8. Prompt caching: from GPU memory to cloud APIs

The same KV cache mechanism that runs inside vLLM also powers prompt caching in cloud APIs like Amazon Bedrock. Understanding the connection reveals how a low-level GPU optimization becomes a product feature.

vLLM prefix caching (what our deployment uses)

vLLM automatically detects when two requests share the same token prefix and reuses the cached KV entries. Our benchmark logs showed:

Prefix cache hit rate: 96.7%

No API changes needed. The cache lives in GPU memory and persists as long as the server runs. When multiple clinicians send the same system prompt + protocol context, the KV entries from the first request get reused by all subsequent ones.

Bedrock prompt caching (the API-level equivalent)

Bedrock's prompt caching does the same thing, exposed as an API feature. When you mark a portion of your prompt with a cachePoint, Bedrock captures the model's internal neural state at that position — which is the KV cache tensors at every layer for those tokens — and stores it in an ephemeral cache.

The key practical differences:

Clinical AI implications

For agentic pipelines on Bedrock, the high-value caching targets:

System prompt + tool definitions.

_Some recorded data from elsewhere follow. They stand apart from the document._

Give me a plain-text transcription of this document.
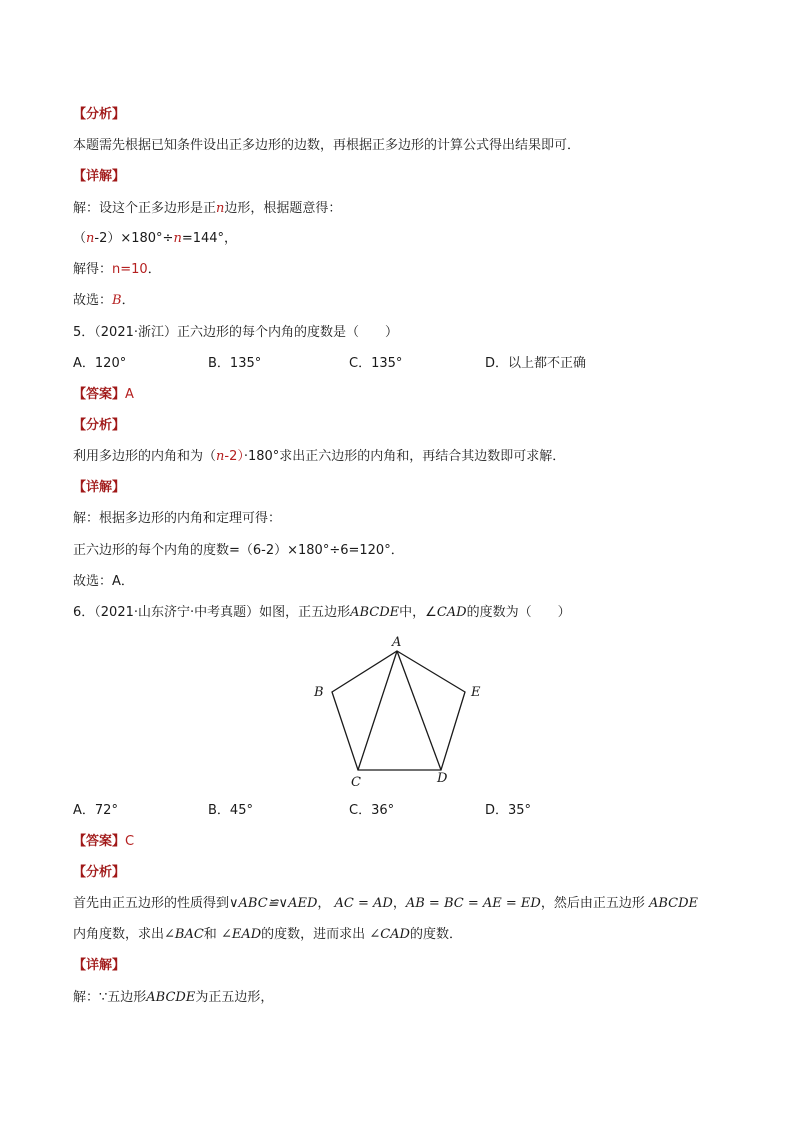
【分析】
本题需先根据已知条件设出正多边形的边数，再根据正多边形的计算公式得出结果即可．
【详解】
解：设这个正多边形是正n边形，根据题意得：
（n-2）×180°÷n=144°，
解得：n=10．
故选：B．
5．（2021·浙江）正六边形的每个内角的度数是（　　）
A．120°	B．135°	C．135°	D．以上都不正确
【答案】A
【分析】
利用多边形的内角和为（n-2）·180°求出正六边形的内角和，再结合其边数即可求解．
【详解】
解：根据多边形的内角和定理可得：
正六边形的每个内角的度数=（6-2）×180°÷6=120°．
故选：A．
6．（2021·山东济宁·中考真题）如图，正五边形ABCDE中，∠CAD的度数为（　　）
A
B
C	D
E
A．72°	B．45°	C．36°	D．35°
【答案】C
【分析】
首先由正五边形的性质得到∨ABC≌∨AED， AC = AD，AB = BC = AE = ED，然后由正五边形 ABCDE
内角度数，求出∠BAC和 ∠EAD的度数，进而求出 ∠CAD的度数．
【详解】
解：∵五边形ABCDE为正五边形，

These are identical across every user request. On a 2k-token system prompt hitting 100 queries in 5 minutes, you pay for 1 cache write + 99 cache reads instead of 100 full prefills — roughly 90% cost reduction on input tokens for that portion.

Document context in RAG. When a clinician uploads a 10k-token clinical note and asks 5 questions about it, the note gets cached on the first question. Questions 2–5 skip prefill for those 10k tokens entirely, making time-to-first-token dramatically faster.

Multi-turn conversations. With Bedrock's conversation history caching, the growing context of a clinical discussion doesn't need to be reprocessed from scratch on each turn. The KV state up to the previous turn is cached, and only the new user message triggers fresh computation.

For self-hosted vLLM deployments (like our GPT-OSS 120B setup), prefix caching gives you the same benefits automatically — no code changes required, just the nature of serving multiple requests with shared context through the same inference engine.

9. Lessons learned

Architecture determines hardware requirements, not just parameter count. A 744B MoE model with 40B active parameters has a fundamentally different deployment profile than a 40B dense model — less compute per token, but the weight storage and expert routing add complexity.

GPU topology matters more than total FLOPS. Our 4× A100 box has impressive aggregate compute, but the 2+2 NVLink split means naive TP=4 could waste cycles on slow cross-NUMA AllReduces. Understanding nvidia-smi topo -m before choosing a parallelism strategy is essential — even though in our case the simpler config won.

Benchmark, don't theorize. My topology analysis was correct in principle (cross-NUMA is 20× slower) but wrong in prediction (TP=4 still won). Second-order effects — quantized payload sizes, pipeline bubbles, NCCL transport optimization — dominated the first-order bandwidth difference. Always measure.

MoE sparsity is your best friend on limited hardware. A 120B model that only activates 5.1B parameters per token fits comfortably on 4× A100 40GB at INT4, with room for generous KV cache and concurrent serving. The "effective model size" for memory bandwidth purposes is much smaller than the headline number.

The KV cache connects everything. Memory budgets, parallelism choices, bandwidth bottlenecks, and even cloud API pricing all flow through KV cache mechanics. Understanding the compute-vs-memory tradeoff of caching attention state is the single most important mental model for LLM deployment.

Process cleanup on GPUs is harder than you think. CUDA contexts don't release on SIGTERM the way file handles do. Always kill the full process group and verify memory is free before launching a new model. fuser /dev/nvidia* is your best friend.

Start with what works, then optimize. Our TP=4 config ran stable in production for weeks. The topology optimization was an interesting experiment, but a working deployment matters more than a theoretically optimal one that crashes during NCCL initialization.

Written from the trenches of clinical AI infrastructure at an academic medical center. All benchmarks on real hardware, not marketing slides.